Bab 115

160 14 16
                                    

"Oh Prabu!!" Nyai Rasmi yang baru saja melangkahkan kakinya keluar dari sebuah kamar nampak begitu terkejut saat mendapati Hayam Wuruk yang sedang berdiri terdiam di depan pintu kamar itu.

"Apakah Permaisuri baik-baik saja?" Tanya Hayam Wuruk sembari melangkahkan kakinya untuk lebih mendekat ke arah pintu.

"Anda tak perlu khawatir Prabu...." Jawab Nyai Rasmi sembari tersenyum.
"Permaisuri amat lah baik-baik saja."

Hayam Wuruk kembali terdiam. Meski berulang kali Sudewi mengatakan bahwa ia tak apa, namun tetap saja Hayam Wuruk merasa cemas melihat kekasihnya itu yang tampak begitu lemah saat berjalan kembali ke keraton Wengker tadi.

"Beliau langsung beristirahat begitu telah berganti pakaian tadi." Ucap Nyai Rasmi lagi.
"Oh kami sangat bersyukur masih menyimpan pakaian-pakaian Nyai Kinasih dengan sangat baik. Permaisuri benar-benar pantas saat mengenakan pakaian ibunya."

Hayam Wuruk pun turut tersenyum mendengar ucapan istri Patih Jatmika itu. Lantas dengan begitu perlahan, dicondongkannya tubuhnya diam-diam agar dapat mengintip sedikit saja ke dalam kamar tempat dimana Sudewi berada melalui celah pintunya yang masih terbuka.

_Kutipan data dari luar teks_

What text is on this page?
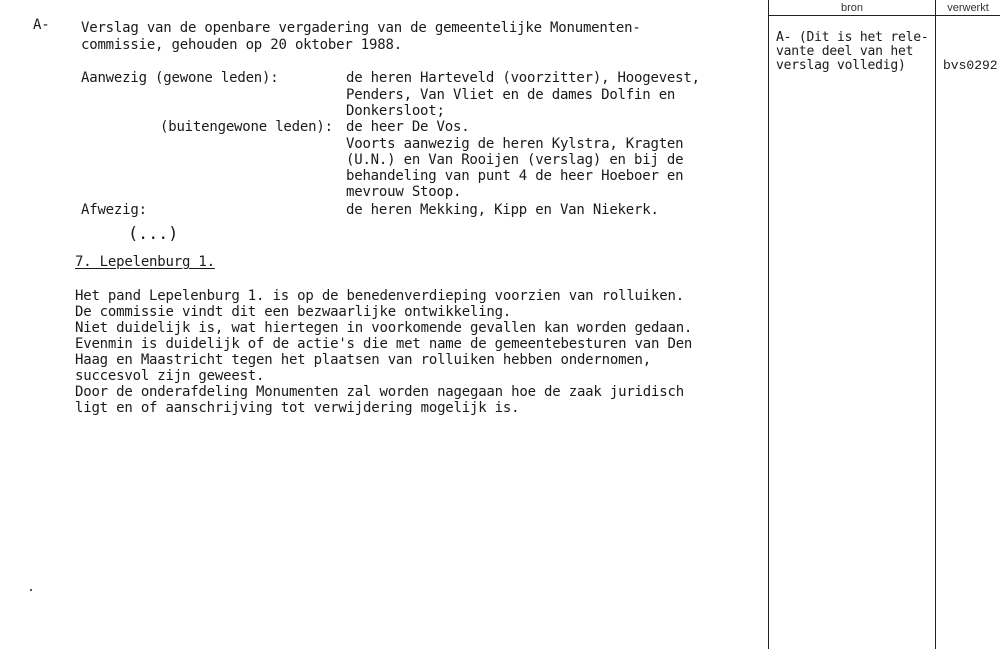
bron	verwerkt
A- (Dit is het rele-
vante deel van het
verslag volledig)	bvs0292
A- Verslag van de openbare vergadering van de gemeentelijke Monumenten-
commissie, gehouden op 20 oktober 1988.
Aanwezig (gewone leden):	de heren Harteveld (voorzitter), Hoogevest,
Penders, Van Vliet en de dames Dolfin en
Donkersloot;
(buitengewone leden): de heer De Vos.
Voorts aanwezig de heren Kylstra, Kragten
(U.N.) en Van Rooijen (verslag) en bij de
behandeling van punt 4 de heer Hoeboer en
mevrouw Stoop.
Afwezig:	de heren Mekking, Kipp en Van Niekerk.
(...)
7. Lepelenburg 1.
Het pand Lepelenburg 1. is op de benedenverdieping voorzien van rolluiken.
De commissie vindt dit een bezwaarlijke ontwikkeling.
Niet duidelijk is, wat hiertegen in voorkomende gevallen kan worden gedaan.
Evenmin is duidelijk of de actie's die met name de gemeentebesturen van Den
Haag en Maastricht tegen het plaatsen van rolluiken hebben ondernomen,
succesvol zijn geweest.
Door de onderafdeling Monumenten zal worden nagegaan hoe de zaak juridisch
ligt en of aanschrijving tot verwijdering mogelijk is.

"Apakah Anda ingin menemui Permaisuri, Prabu?" Tanya Nyai Rasmi saat melihat Sang Raja yang sedang curi-curi pandang itu.

"Hmmmm..." Hayam Wuruk sontak kembali menegakkan tubuhnya. Kebimbangan pun lantas terlihat menghiasi wajah Raja Majapahit itu.
"Sepertinya tidak..." Ucapnya kemudian.
"Aku tak ingin menggangu jika Permaisuri memang sedang beristirahat."

"Apakah Anda yakin?" Tanya Nyai Rasmi lagi, tampaknya istri Sang Patih itu bisa menangkap keraguan pada jawaban Hayam Wuruk.

"Ya...." Jawab Hayam Wuruk lagi.
"Tolong sampaikan saja padanya bahwa aku akan kembali ke Daha sekarang. Dan....." Raja Majapahit itu kembali diam sejenak, seakan sulit baginya untuk meneruskan apa yang akan diucapkannya kemudian.
"Dan sampaikan juga, jika Permaisuri ingin tetap berada disini maka aku telah mengizinkannya."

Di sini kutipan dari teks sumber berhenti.